Récemment, le Tribunal d’arbitrage a conclu que les circonstances entourant la démission d’un infirmier-chef d’équipe œuvrant dans un centre d’hébergement ne traduisaient pas une volonté réelle de quitter son emploi. Dans cette affaire, plaidée par Me Sophia M. Rossi, associée principale au sein de notre cabinet, l’arbitre ordonne à l’employeur de réintégrer le salarié rétroactivement à la date de sa lettre de démission.
Dans l’affaire Syndicat des professionnelles en soins de santé du Centre-Sud-de-l’Île-de-Montréal (FIQ) et Centre intégré universitaire de santé et de services sociaux du Centre-Sud-de-l’Île-de-Montréal, 23 juillet 2024 (a. Amal Garzouzi) (disponible sur demande), le Tribunal d’arbitrage (ci-après, le « Tribunal ») est saisi d’un grief contestant la validité de la démission d’un infirmier-chef d’équipe œuvrant dans un centre d’hébergement. Le salarié avait remis une lettre de démission à l’employeur le 4 mai 2020. Quelques jours plus tard, il change de cap : il informe l’employeur qu’il est malade, qu’il regrette sa démission et qu’il souhaite la retirer. Le salarié fait donc parvenir de la documentation médicale au soutien de ses propos, lesquels sont ignorés par l’employeur qui procède à la fermeture du dossier de l’employé.
Le syndicat demande au Tribunal d’examiner les circonstances qui ont entouré la démission, afin d’évaluer la valeur du consentement du plaignant au moment de celle-ci. Selon la partie syndicale, le salarié n’était pas en état de remettre une démission libre et volontaire. Il demande donc au Tribunal de l’annuler. L’employeur, quant à lui, demande au Tribunal de ne pas intervenir puisque la démission s’est matérialisée par la présence des deux éléments essentiels, soit un élément objectif (une manifestation écrite ou verbale) et un élément subjectif (l’intention de démissionner). Selon lui, la preuve démontre que l’intention qui se dégage des agissements du salarié atteste de sa volonté de démissionner.
La principale question qui se pose devant le Tribunal est de déterminer si les circonstances entourant la démission du salarié traduisent une volonté réelle de quitter son emploi. Évidemment, le premier critère de l’élément objectif est rencontré par la transmission de la lettre de démission ; reste alors l’élément subjectif.
Sous la plume de Me Amal Garzouzi, le Tribunal conclut que le salarié n’avait pas l’intention de démissionner. Tout d’abord, l’arbitre prend en considération le contexte de crise sanitaire dans lequel intervient la lettre de démission. Le salarié avait travaillé les quatre nuits précédant sa démission sur l’étage des patients positifs à la Covid-19, alors que ses fonctions habituelles étaient normalement sur l’étage des patients non infectés. Il avait ensuite pris deux journées de congé de maladie avant de démissionner.
Le Tribunal retient de la preuve que le salarié était épuisé par le fait de prodiguer des soins, seul, comme infirmier pour 144 patients et parfois, sans protection adéquate. S’ajoute à cela le nombre élevé de décès de patients et le contact avec la famille, en sus de l’appréhension face à ce virus, encore peu documenté au moment des faits. Par ailleurs, le dossier médical révèlera plus tard que monsieur vivait une dépression majeure à l’époque pertinente.

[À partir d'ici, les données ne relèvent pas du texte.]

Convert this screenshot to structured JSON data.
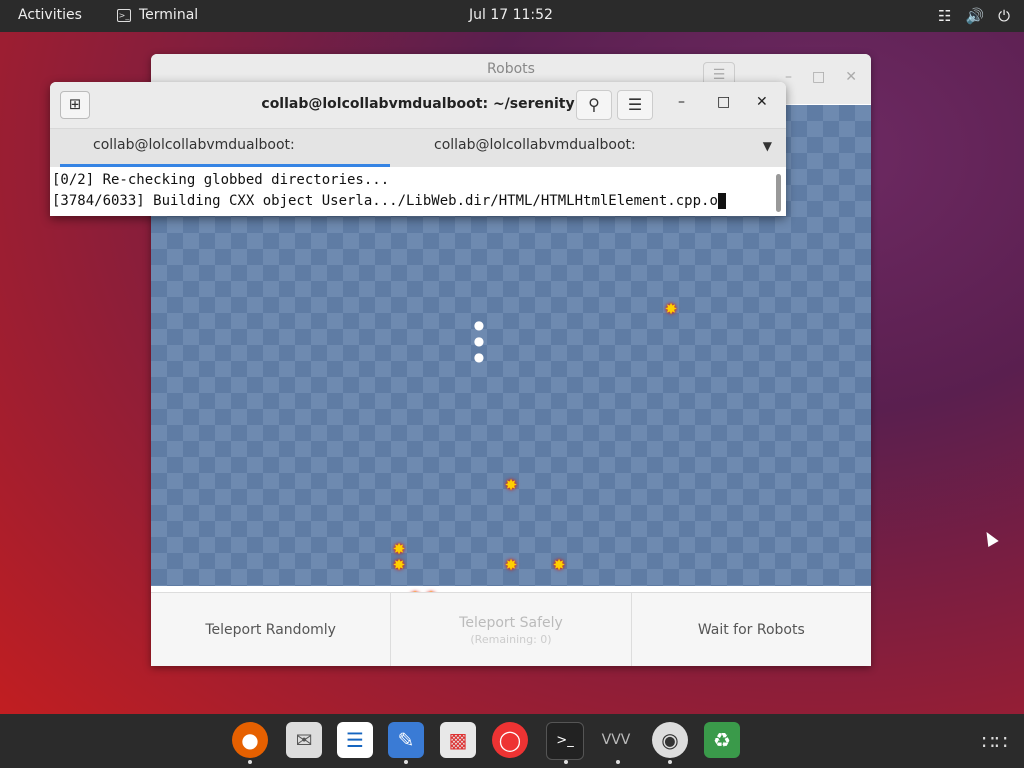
{
  "topbar": {
    "activities": "Activities",
    "app_name": "Terminal",
    "clock": "Jul 17  11:52",
    "tray_icons": [
      "network-icon",
      "volume-icon",
      "power-icon"
    ]
  },
  "robots_window": {
    "title": "Robots",
    "controls": {
      "teleport_randomly": "Teleport Randomly",
      "teleport_safely": "Teleport Safely",
      "teleport_safely_sub": "(Remaining: 0)",
      "wait": "Wait for Robots"
    }
  },
  "terminal_window": {
    "title": "collab@lolcollabvmdualboot: ~/serenity",
    "tabs": [
      {
        "label": "collab@lolcollabvmdualboot: ~/serenity",
        "active": true
      },
      {
        "label": "collab@lolcollabvmdualboot: ~/serenity",
        "active": false
      }
    ],
    "lines": [
      "[0/2] Re-checking globbed directories...",
      "[3784/6033] Building CXX object Userla.../LibWeb.dir/HTML/HTMLHtmlElement.cpp.o"
    ]
  },
  "dock": {
    "apps": [
      "firefox-icon",
      "evolution-icon",
      "writer-icon",
      "text-editor-icon",
      "software-icon",
      "help-icon",
      "terminal-icon",
      "vm-icon",
      "robots-icon",
      "trash-icon"
    ]
  },
  "colors": {
    "accent": "#3584e4",
    "topbar": "#2b2b2b",
    "board_light": "#6e8ab0",
    "board_dark": "#5f7ca4"
  }
}
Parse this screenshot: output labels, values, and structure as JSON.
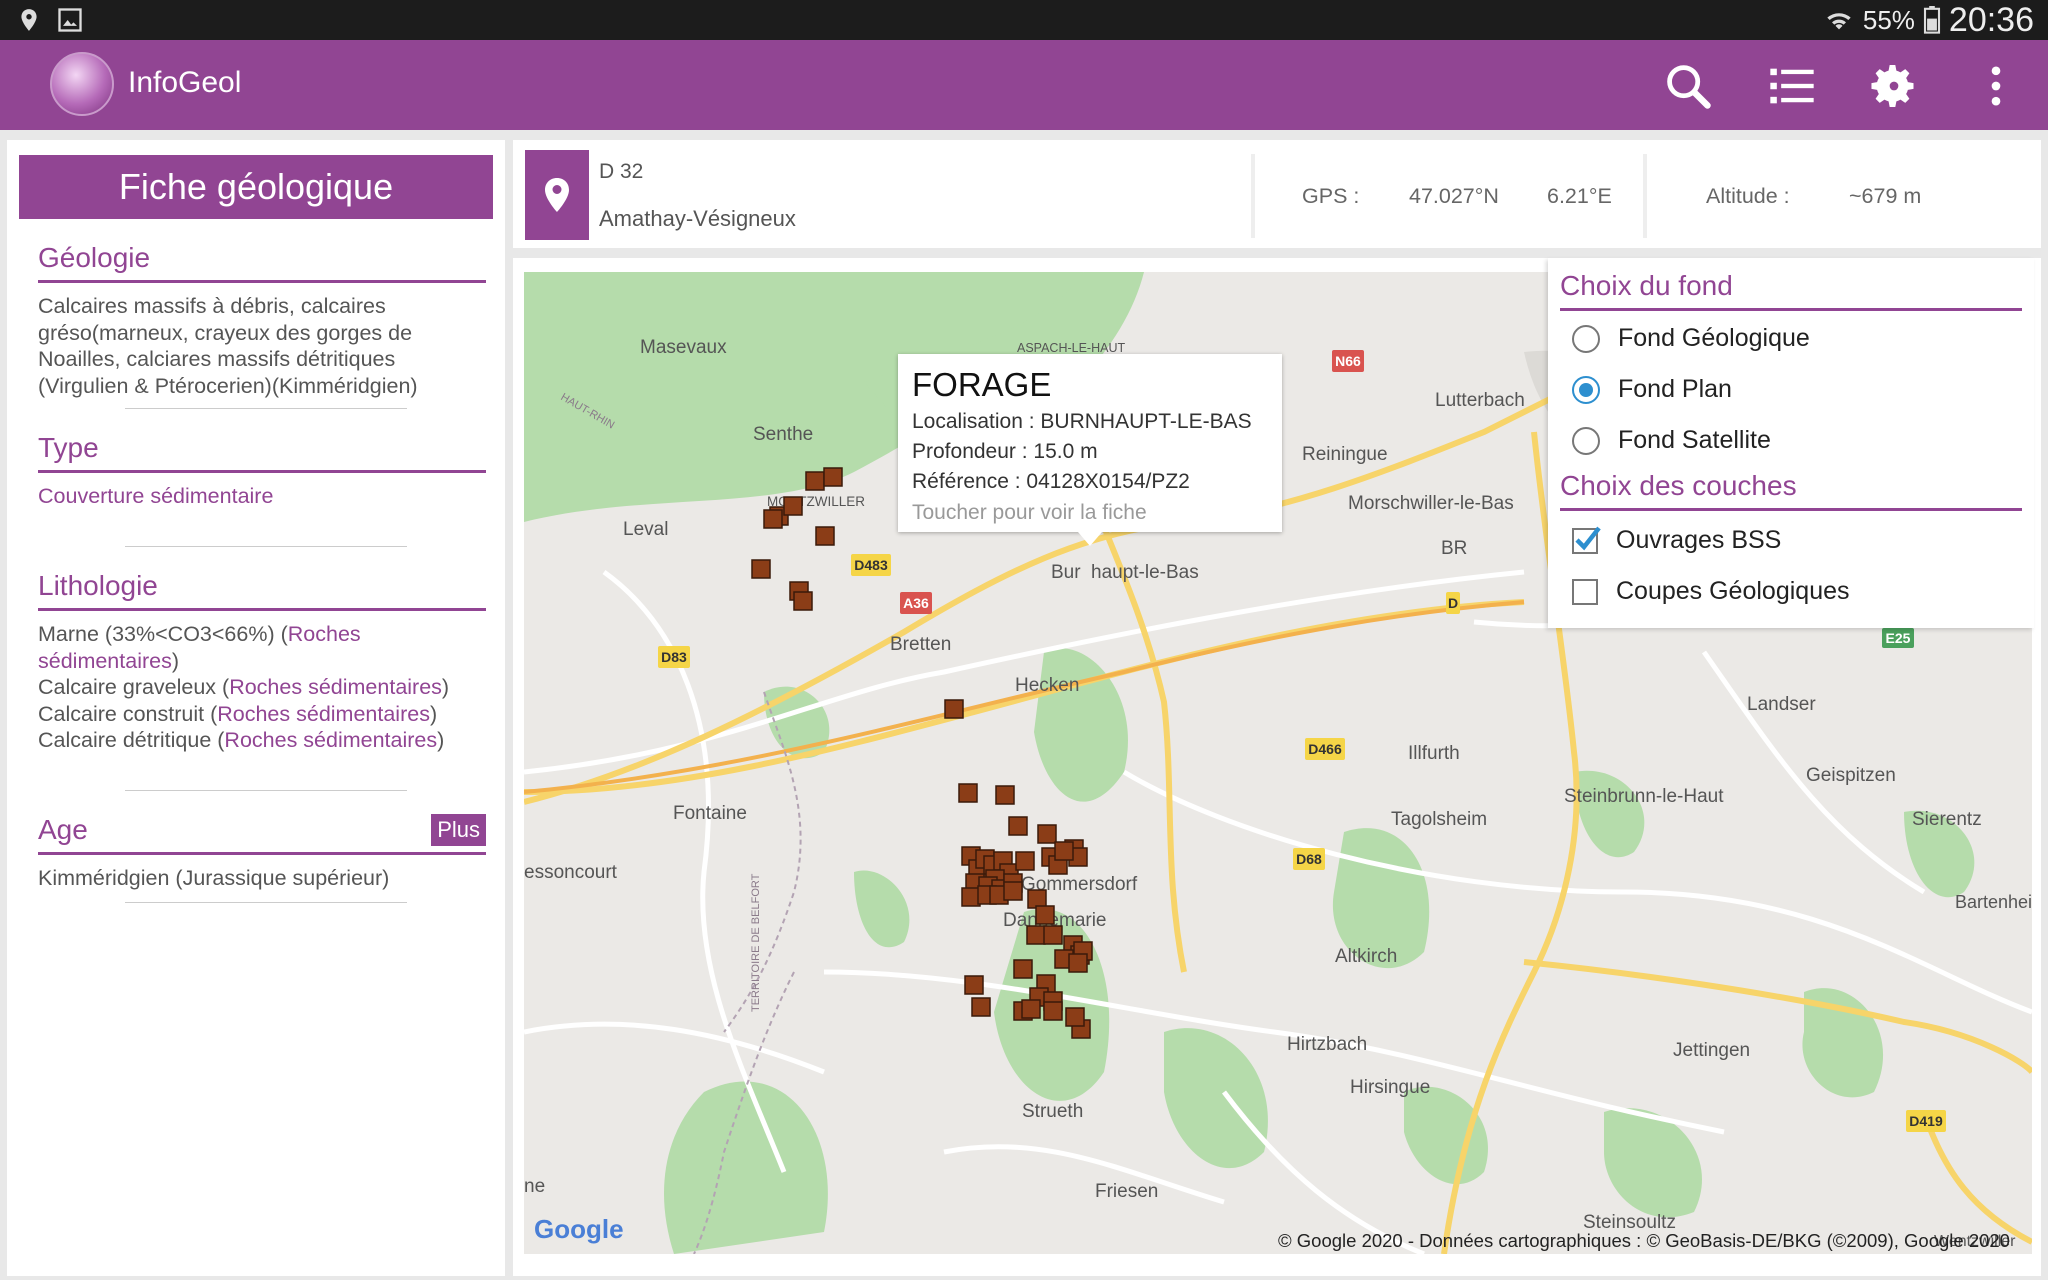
{
  "status_bar": {
    "battery": "55%",
    "time": "20:36",
    "icons": [
      "location-icon",
      "image-icon",
      "wifi-icon",
      "battery-icon"
    ]
  },
  "app": {
    "title": "InfoGeol",
    "actions": [
      "search-icon",
      "list-icon",
      "gear-icon",
      "more-vert-icon"
    ],
    "accent": "#914593"
  },
  "fiche": {
    "header": "Fiche géologique",
    "geologie": {
      "title": "Géologie",
      "text": "Calcaires massifs à débris, calcaires gréso(marneux, crayeux des gorges de Noailles, calciares massifs détritiques (Virgulien & Ptérocerien)(Kimméridgien)"
    },
    "type": {
      "title": "Type",
      "value": "Couverture sédimentaire"
    },
    "lithologie": {
      "title": "Lithologie",
      "items": [
        {
          "name": "Marne (33%<CO3<66%) (",
          "link": "Roches sédimentaires",
          "end": ")"
        },
        {
          "name": "Calcaire graveleux (",
          "link": "Roches sédimentaires",
          "end": ")"
        },
        {
          "name": "Calcaire construit (",
          "link": "Roches sédimentaires",
          "end": ")"
        },
        {
          "name": "Calcaire détritique (",
          "link": "Roches sédimentaires",
          "end": ")"
        }
      ]
    },
    "age": {
      "title": "Age",
      "plus_label": "Plus",
      "value": "Kimméridgien (Jurassique supérieur)"
    }
  },
  "location": {
    "road": "D 32",
    "commune": "Amathay-Vésigneux",
    "gps_label": "GPS :",
    "lat": "47.027°N",
    "lon": "6.21°E",
    "alt_label": "Altitude :",
    "alt": "~679 m"
  },
  "layers": {
    "fond_title": "Choix du fond",
    "fonds": [
      {
        "label": "Fond Géologique",
        "selected": false
      },
      {
        "label": "Fond Plan",
        "selected": true
      },
      {
        "label": "Fond Satellite",
        "selected": false
      }
    ],
    "couches_title": "Choix des couches",
    "couches": [
      {
        "label": "Ouvrages BSS",
        "checked": true
      },
      {
        "label": "Coupes Géologiques",
        "checked": false
      }
    ]
  },
  "popup": {
    "title": "FORAGE",
    "localisation": "Localisation : BURNHAUPT-LE-BAS",
    "profondeur": "Profondeur : 15.0 m",
    "reference": "Référence : 04128X0154/PZ2",
    "hint": "Toucher pour voir la fiche"
  },
  "map": {
    "towns": [
      "Masevaux",
      "Senthe",
      "ASPACH-LE-HAUT",
      "Lutterbach",
      "Reiningue",
      "Morschwiller-le-Bas",
      "BR",
      "MORTZWILLER",
      "Leval",
      "Bur",
      "haupt-le-Bas",
      "Bretten",
      "Hecken",
      "Landser",
      "Illfurth",
      "Geispitzen",
      "Steinbrunn-le-Haut",
      "Sierentz",
      "Tagolsheim",
      "Fontaine",
      "essoncourt",
      "Gommersdorf",
      "Dannemarie",
      "Altkirch",
      "Bartenhei",
      "Hirtzbach",
      "Jettingen",
      "Hirsingue",
      "Strueth",
      "Friesen",
      "ne",
      "Steinsoultz",
      "HAUT-RHIN",
      "TERRITOIRE DE BELFORT",
      "Wentzwiller"
    ],
    "roads": [
      "N66",
      "D483",
      "A36",
      "D83",
      "D466",
      "D68",
      "D419",
      "E25",
      "D"
    ],
    "logo": "Google",
    "copyright": "© Google 2020 - Données cartographiques : © GeoBasis-DE/BKG (©2009), Google 2020"
  }
}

En cours d’audience, l’employeur soulève des objections relativement à l’admissibilité en preuve de faits postérieurs à la démission, notamment des documents médicaux. La preuve postérieure est jugée admissible, s’inscrivant dans un continuum de l’état du salarié qui prévalait au moment de démissionner.
Le grief est accueilli et le Tribunal ordonne à l’employeur de réintégrer le salarié rétroactivement à la date de la lettre de démission.